The systemic immune response to CT26 tumours was characterised by a higher frequency of dendritic cells, a lower frequency of T cells, and twice the proportion of CD4+ to CD8+ T cells, compared to mice given B16-OVA tumours (n = 14-15, Mann Whitney, P = 0.0016, P = 0.0366, P = 0.0001, respectively). The intra-tumoural immune response to CT26 tumours consisted of a reduced macrophage and T cell infiltrate compared to B16-OVA tumours (n = 14, Mann Whitney, P = 0.0233, P = 0.0185, respectively). We also optimised a murine surgical model of CRC using an intracaecal injection. We compared this colon model to the subcutaneous model to see if there were differences in the immune response.
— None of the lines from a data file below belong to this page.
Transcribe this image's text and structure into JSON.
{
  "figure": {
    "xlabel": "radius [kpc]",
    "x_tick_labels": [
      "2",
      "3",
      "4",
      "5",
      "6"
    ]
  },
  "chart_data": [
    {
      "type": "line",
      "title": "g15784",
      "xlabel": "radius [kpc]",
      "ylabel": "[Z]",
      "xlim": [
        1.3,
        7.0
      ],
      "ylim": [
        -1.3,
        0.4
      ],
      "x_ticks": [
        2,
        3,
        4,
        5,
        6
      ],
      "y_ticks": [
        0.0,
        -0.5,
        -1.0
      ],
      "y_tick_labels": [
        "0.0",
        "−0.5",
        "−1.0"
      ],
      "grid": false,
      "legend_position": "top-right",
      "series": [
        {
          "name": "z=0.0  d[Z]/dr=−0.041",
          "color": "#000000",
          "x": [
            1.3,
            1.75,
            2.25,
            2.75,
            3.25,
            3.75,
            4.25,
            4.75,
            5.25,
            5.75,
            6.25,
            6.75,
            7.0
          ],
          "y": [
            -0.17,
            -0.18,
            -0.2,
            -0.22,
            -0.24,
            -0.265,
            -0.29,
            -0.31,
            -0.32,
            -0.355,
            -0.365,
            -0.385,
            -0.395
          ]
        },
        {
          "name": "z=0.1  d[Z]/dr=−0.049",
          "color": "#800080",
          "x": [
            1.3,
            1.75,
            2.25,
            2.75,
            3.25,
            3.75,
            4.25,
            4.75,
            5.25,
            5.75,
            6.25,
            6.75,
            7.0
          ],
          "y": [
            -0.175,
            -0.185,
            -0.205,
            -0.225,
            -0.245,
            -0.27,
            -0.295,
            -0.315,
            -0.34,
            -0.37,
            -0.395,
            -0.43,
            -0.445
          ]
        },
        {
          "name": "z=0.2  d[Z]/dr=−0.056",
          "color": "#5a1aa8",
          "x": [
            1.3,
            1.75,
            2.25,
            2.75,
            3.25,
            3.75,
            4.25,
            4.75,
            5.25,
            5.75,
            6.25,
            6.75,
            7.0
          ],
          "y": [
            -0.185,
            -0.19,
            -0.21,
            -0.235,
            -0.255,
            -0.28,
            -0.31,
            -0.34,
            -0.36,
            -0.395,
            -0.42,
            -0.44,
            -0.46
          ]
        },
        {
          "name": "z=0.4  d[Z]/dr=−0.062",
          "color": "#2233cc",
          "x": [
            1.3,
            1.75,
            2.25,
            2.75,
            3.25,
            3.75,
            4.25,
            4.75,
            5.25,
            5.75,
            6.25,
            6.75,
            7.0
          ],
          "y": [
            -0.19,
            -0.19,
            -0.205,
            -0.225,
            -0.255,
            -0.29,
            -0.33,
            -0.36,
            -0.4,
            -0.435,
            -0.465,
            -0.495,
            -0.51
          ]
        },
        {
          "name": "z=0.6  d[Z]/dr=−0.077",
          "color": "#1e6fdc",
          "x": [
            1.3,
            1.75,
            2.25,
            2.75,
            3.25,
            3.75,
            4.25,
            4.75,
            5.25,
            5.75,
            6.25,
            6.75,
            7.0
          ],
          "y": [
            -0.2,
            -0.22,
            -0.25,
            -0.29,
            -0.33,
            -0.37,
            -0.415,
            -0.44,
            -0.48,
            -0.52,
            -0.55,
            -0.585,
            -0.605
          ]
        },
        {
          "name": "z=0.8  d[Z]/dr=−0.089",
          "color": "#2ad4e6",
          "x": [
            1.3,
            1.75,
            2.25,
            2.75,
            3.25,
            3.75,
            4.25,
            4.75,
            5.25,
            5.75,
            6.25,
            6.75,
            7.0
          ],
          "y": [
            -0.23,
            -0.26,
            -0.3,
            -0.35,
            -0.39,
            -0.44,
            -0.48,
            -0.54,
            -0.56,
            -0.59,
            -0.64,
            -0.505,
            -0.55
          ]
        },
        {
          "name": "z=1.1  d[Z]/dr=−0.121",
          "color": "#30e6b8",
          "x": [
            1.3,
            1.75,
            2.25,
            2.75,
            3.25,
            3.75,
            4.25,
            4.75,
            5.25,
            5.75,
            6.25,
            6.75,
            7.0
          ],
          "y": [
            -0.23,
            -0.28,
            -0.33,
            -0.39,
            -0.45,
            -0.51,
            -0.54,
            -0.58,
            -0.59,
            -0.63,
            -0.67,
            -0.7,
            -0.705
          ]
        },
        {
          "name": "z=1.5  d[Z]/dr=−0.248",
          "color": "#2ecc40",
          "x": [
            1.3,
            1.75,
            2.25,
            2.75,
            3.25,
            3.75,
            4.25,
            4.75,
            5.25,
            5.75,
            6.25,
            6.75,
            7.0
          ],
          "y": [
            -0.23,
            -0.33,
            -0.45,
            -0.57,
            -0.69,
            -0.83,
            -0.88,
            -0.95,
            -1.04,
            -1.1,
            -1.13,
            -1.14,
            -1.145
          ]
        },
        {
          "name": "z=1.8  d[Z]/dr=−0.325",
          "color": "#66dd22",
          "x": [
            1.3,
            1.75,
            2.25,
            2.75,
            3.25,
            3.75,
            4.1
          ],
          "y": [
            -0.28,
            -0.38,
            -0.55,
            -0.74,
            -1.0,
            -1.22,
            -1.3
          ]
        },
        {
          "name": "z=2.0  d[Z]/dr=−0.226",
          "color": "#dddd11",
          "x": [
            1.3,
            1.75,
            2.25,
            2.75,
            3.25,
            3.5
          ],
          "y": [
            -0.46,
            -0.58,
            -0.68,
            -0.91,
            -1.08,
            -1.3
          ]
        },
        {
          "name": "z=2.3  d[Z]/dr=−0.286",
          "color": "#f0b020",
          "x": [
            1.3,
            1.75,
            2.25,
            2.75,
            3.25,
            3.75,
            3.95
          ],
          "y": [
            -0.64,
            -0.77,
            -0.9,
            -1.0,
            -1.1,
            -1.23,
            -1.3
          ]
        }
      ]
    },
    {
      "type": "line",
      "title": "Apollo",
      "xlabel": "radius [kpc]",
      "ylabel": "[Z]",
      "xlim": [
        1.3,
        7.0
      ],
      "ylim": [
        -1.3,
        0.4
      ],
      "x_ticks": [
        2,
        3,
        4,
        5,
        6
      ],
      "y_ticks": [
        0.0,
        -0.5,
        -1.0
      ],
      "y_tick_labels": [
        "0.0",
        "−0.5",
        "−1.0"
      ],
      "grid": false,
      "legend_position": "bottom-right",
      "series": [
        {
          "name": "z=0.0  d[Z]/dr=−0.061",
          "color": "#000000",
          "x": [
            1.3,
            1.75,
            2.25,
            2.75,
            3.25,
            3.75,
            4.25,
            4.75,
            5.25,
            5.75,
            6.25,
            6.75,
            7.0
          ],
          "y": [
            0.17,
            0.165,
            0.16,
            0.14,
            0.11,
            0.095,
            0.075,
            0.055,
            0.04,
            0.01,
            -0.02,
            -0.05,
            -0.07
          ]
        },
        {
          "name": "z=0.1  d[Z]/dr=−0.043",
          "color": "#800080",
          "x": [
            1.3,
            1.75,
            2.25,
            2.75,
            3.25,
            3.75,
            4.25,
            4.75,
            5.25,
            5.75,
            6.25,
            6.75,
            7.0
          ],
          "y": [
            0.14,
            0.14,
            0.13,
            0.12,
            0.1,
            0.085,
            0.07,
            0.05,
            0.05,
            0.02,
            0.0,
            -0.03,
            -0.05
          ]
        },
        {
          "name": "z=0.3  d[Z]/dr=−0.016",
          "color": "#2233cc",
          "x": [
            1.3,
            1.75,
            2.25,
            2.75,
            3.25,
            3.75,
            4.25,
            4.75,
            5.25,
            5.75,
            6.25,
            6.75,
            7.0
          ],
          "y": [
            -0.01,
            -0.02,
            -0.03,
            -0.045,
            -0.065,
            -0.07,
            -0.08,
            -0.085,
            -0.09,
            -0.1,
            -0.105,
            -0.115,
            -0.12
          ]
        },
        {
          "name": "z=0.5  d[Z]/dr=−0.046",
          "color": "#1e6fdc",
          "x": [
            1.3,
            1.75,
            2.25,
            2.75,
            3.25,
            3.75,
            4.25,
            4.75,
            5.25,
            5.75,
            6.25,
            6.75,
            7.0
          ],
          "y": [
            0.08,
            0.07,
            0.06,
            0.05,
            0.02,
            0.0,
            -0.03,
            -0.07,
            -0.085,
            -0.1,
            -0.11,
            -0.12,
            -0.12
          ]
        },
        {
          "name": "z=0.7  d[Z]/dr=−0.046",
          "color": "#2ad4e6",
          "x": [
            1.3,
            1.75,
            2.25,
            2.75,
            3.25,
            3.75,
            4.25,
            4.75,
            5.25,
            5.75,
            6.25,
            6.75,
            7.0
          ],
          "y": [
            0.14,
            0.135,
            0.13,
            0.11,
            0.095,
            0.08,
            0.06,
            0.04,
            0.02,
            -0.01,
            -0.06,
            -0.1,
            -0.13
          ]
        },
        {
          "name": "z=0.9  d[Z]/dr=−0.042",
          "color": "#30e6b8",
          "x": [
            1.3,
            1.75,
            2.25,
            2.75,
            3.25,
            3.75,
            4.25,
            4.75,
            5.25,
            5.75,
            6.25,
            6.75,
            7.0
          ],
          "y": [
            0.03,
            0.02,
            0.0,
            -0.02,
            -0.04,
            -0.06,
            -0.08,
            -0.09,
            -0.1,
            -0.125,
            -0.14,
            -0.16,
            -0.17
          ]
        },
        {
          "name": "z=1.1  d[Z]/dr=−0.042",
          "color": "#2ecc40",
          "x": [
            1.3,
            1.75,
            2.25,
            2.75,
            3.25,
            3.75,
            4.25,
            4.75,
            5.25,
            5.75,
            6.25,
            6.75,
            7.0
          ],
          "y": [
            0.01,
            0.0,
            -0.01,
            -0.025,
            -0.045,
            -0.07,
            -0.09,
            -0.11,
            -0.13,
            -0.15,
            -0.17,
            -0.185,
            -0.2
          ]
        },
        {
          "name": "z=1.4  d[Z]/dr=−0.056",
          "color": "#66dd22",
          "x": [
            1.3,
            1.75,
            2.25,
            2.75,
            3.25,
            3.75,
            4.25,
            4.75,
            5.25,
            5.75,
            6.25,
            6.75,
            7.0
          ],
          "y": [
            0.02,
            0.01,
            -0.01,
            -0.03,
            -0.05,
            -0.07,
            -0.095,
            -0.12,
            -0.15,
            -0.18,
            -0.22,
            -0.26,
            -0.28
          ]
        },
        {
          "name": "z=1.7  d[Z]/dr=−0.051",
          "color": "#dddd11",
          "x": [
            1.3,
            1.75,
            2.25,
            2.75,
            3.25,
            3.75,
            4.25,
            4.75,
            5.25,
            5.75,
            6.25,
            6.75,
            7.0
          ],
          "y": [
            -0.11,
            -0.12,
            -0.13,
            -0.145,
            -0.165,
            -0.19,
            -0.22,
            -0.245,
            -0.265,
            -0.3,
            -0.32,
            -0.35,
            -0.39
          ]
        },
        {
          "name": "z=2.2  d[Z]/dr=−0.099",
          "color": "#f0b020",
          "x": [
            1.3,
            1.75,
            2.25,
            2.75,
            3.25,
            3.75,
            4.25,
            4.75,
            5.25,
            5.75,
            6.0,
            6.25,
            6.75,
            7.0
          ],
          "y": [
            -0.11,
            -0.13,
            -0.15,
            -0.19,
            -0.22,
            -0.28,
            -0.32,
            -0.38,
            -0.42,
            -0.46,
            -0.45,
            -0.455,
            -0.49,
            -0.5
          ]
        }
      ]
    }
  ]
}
To determine if the immune response to CRC could be modulated with a cancer vaccine, mice were vaccinated with chitosan gel alone, gel and the endgoneous tumour peptide AH1, or PBS for the control. Mice were then challenged either subcutaenously or intracaecally with CT26. Additional experiments were carried out using the vaccine therapeutically. The chitosan gel vaccine provided protection against tumour growth in both subcutaneous and intracaecal models and was correlated with an increase in antigen specific T cells. These cells have also been shown to be important in human CRC. This work will help link animal models and human data, and help translate cancer therapeutics into treatments for human patients.